Designing a prototype acoustic leaky wave antenna

Abstract

Acoustic direction finding is a useful tool for navigational applications. Current techniques for achieving this rely on the use of many electro-acoustic components, which are expensive to produce and consume a lot of power. Acoustic Leaky Wave Antennas (ALWAs) offer a potential for a low-cost alternative, using much fewer electro-acoustic components and the inherent directionality of the geometrical structure to produce a similar effect. ALWAs possess a directionality which changes with frequency due to their dispersive properties, hence allowing for frequency scanning.
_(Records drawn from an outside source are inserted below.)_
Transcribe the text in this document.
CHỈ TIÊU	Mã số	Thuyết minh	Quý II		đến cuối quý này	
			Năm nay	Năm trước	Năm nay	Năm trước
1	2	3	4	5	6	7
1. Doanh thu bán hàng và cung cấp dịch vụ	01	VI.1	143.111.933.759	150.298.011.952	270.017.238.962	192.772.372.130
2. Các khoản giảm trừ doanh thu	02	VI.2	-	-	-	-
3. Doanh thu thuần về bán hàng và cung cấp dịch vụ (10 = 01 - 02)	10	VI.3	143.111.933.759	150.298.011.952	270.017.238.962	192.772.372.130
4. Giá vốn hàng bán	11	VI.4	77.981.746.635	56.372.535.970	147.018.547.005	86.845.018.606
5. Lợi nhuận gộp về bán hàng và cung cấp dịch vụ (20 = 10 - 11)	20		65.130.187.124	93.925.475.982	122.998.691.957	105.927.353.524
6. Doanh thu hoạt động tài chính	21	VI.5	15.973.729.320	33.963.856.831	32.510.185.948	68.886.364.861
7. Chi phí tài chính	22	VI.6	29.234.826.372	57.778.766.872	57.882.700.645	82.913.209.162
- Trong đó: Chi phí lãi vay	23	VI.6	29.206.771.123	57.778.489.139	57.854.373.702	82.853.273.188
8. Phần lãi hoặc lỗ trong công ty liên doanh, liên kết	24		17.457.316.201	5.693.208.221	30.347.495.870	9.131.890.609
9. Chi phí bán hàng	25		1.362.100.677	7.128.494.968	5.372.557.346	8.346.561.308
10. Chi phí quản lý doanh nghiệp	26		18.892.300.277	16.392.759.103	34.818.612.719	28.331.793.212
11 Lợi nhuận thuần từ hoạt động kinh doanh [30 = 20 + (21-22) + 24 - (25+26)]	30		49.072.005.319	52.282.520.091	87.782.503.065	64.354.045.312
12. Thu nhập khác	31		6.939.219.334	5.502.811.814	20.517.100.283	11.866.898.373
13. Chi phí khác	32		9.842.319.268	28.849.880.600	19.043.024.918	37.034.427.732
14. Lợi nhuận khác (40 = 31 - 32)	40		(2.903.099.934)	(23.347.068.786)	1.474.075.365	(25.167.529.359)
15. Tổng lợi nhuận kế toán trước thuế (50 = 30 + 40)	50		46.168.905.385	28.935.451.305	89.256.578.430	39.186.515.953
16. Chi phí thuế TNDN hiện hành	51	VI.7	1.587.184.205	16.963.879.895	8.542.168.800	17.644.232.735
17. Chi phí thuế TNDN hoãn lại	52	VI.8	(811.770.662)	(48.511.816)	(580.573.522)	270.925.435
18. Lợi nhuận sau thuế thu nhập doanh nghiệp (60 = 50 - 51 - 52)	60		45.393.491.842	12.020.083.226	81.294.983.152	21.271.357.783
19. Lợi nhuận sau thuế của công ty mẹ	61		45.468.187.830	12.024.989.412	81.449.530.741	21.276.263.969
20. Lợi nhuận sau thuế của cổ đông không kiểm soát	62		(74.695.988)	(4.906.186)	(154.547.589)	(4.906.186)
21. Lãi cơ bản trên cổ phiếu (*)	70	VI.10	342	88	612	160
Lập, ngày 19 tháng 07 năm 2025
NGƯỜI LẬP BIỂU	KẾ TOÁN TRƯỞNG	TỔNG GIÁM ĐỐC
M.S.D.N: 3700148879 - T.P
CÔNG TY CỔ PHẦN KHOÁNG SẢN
Natural material ALWAs can scan angles from broadside (perpendicular to the length of the antenna) to endfire (parallel to the length of the antenna). Metamaterials may be used to extend the range to backfire (180◦ from endfire). This thesis focuses on deriving a model for a rectangular natural material ALWA with either a long slit or a series of periodically spaced circular holes. The theoretical model was tested using Finite Element Method (FEM) simulations in Comsol and experimental measurements of a physical prototype. First, the theoretical model was tested with Comsol simulations. When the model was verified by the simulations, two particular designs with circular holes were chosen for the manufacture of physical prototypes. The directivity of the prototypes was measured using a rotating table and a microphone. Monopole and dipole sources were used to investigate different modes of the ALWA. The results obtained for the ALWA with holes showed good agreement between the theoretical model, the FEM simulation and the experimental measurements. For the slit ALWA, the results were also satisfactory. However, the model may be improved, particularly at lower frequencies.